I turned away from him and his maddeningly amused expression. “Hannah? It’s me. It’s Jess. I’m here. I’m here on this side of the Gateway with you. You need to stop this now.”

Neil was laughing in apparent amusement at my attempts to speak to her. I did not care.

I reached down for her hand. A force, so strong that it felt like a solid wall, deflected my outstretched fingers, which buzzed and tingled with the energy. I tried again, but there might as well have been a pane of glass between us. I couldn’t touch her.

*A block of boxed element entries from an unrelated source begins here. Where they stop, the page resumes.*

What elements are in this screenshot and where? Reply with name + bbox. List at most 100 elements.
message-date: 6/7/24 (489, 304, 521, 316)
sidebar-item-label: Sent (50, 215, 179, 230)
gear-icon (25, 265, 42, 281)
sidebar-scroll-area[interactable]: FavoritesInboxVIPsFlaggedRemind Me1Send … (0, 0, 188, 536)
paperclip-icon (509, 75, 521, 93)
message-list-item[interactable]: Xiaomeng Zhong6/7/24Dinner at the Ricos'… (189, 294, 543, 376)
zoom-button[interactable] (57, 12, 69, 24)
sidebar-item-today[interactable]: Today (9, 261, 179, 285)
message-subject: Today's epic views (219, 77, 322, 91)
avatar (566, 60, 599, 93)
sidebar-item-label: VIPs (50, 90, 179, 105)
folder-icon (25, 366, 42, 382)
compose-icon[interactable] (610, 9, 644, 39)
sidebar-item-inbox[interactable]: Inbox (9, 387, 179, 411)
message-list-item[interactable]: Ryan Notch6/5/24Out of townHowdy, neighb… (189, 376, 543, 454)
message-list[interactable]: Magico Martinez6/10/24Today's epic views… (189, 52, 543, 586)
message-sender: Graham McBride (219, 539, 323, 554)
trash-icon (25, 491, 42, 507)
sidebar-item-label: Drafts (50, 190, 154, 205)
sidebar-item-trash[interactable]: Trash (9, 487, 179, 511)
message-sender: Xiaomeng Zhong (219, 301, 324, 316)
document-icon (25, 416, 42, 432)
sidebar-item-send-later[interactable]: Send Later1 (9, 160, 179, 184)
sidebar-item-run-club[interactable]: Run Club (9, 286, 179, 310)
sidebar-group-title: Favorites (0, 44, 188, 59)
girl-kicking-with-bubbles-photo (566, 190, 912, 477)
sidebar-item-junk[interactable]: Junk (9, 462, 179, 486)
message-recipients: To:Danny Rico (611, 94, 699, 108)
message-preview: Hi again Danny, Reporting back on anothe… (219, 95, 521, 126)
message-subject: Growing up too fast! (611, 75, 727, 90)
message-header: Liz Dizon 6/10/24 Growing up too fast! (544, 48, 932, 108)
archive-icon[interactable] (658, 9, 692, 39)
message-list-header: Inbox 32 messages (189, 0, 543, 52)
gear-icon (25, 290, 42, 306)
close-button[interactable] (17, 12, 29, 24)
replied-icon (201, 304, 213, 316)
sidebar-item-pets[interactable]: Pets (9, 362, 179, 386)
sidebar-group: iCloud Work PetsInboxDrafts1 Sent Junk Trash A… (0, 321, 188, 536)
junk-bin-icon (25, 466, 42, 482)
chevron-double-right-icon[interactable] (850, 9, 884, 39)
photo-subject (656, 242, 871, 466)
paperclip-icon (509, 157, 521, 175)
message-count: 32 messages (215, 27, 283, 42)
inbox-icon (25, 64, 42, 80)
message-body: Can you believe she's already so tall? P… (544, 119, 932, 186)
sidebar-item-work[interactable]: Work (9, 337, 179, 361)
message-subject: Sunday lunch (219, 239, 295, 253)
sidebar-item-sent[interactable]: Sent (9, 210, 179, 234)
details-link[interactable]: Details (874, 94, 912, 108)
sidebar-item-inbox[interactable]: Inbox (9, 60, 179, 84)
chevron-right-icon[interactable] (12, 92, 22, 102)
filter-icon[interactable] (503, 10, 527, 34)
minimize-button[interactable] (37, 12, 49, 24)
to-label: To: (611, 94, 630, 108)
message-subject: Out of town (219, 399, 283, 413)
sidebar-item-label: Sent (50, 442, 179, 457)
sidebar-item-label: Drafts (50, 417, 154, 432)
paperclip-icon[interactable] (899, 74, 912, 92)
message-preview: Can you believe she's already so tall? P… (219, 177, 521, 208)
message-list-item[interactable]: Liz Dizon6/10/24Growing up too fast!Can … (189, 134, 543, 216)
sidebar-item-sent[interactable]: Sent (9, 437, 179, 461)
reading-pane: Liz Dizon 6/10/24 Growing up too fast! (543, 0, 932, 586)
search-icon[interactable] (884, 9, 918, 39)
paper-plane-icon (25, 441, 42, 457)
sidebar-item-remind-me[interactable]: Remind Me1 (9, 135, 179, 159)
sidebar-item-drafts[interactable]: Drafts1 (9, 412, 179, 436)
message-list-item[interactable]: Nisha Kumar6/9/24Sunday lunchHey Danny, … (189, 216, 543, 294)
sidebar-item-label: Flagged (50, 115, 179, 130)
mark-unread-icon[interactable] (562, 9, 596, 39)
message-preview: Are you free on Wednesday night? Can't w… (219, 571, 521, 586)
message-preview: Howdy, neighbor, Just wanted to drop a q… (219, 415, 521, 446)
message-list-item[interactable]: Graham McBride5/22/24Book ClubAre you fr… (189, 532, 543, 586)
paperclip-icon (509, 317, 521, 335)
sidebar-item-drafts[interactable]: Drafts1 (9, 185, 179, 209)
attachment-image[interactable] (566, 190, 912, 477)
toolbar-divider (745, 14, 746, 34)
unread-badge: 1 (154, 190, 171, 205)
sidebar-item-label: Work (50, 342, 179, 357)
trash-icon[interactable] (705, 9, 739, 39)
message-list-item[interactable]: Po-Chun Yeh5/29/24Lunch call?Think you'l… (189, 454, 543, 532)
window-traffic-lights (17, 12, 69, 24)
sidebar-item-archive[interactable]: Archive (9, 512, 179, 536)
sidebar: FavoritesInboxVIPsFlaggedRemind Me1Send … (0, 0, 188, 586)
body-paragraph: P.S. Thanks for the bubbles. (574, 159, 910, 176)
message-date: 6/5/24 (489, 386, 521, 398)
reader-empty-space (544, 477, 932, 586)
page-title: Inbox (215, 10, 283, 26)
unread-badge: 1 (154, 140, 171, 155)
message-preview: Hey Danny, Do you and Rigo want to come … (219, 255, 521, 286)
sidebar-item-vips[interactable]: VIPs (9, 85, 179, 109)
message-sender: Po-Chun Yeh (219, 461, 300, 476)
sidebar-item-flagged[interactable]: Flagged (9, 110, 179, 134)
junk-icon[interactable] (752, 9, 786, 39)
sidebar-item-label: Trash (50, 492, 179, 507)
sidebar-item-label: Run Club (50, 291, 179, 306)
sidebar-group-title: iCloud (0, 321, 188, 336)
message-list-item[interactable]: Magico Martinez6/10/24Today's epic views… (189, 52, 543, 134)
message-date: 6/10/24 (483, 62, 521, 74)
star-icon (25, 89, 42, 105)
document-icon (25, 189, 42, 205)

“Hannah, I’m here. Milo’s here. Everything Neil and Lucida told you is a lie,” I said. She gave not the slightest sign that she could hear me, but continued to concentrate, transfixed, on the Geatgrima. Her arms, I realized, were smooth and unblemished; the many scars that had once adorned her wrists and arms had vanished. Those reminders of horrors past were gone, swallowed up by the rising tide of spirit energy emanating from the Geatgrima. In fact, everything about Hannah’s appearance had altered dramatically. Beneath the unearthly glow of the trance she was in, her complexion was flawless, her hair shining. She had already taken back some of what the spirit world had stolen from her, and she was barely recognizable.

Neil’s voice cut through my shock. “Let’s be fair Miss Ballard, it wasn’t all a lie. I may have manipulated a few facts in my favor, but I think I was more than generous with the truth. Your sister has been badly used by the Durupinen. She deserves her revenge upon them, and we are only too happy to help her achieve that. The Durupinen have been powerful, but they are limited. Painfully limited. They are weak. They never dared to explore their power, never dared to ask what could be. They accepted their mortality and their drudgery to the spirit world. They lack the vision that ought to accompany such power. But we saw beyond that. We saw infinite possibility, and we were not afraid to reach out and take it for ourselves. When the Gateway has reversed, we will at last have the ability to learn about what lies beyond. We will unlock the great mysteries that have confounded philosophers and spawned religions. We will no longer have to answer to unnamed forces that determine whether we live or die. We will be gods, Miss Ballard. Gods on earth.”

“We’re not weak,” I said. I felt the weight, the significance of the “we.” I was a Durupinen, and it was time to live up to everything that title should be, even if others before me had not. “We have a calling and we have risen to it. You are the weak ones. You can’t resist the temptation. That’s why the Gateways have never been entrusted to you, and that is why you are going to fail.”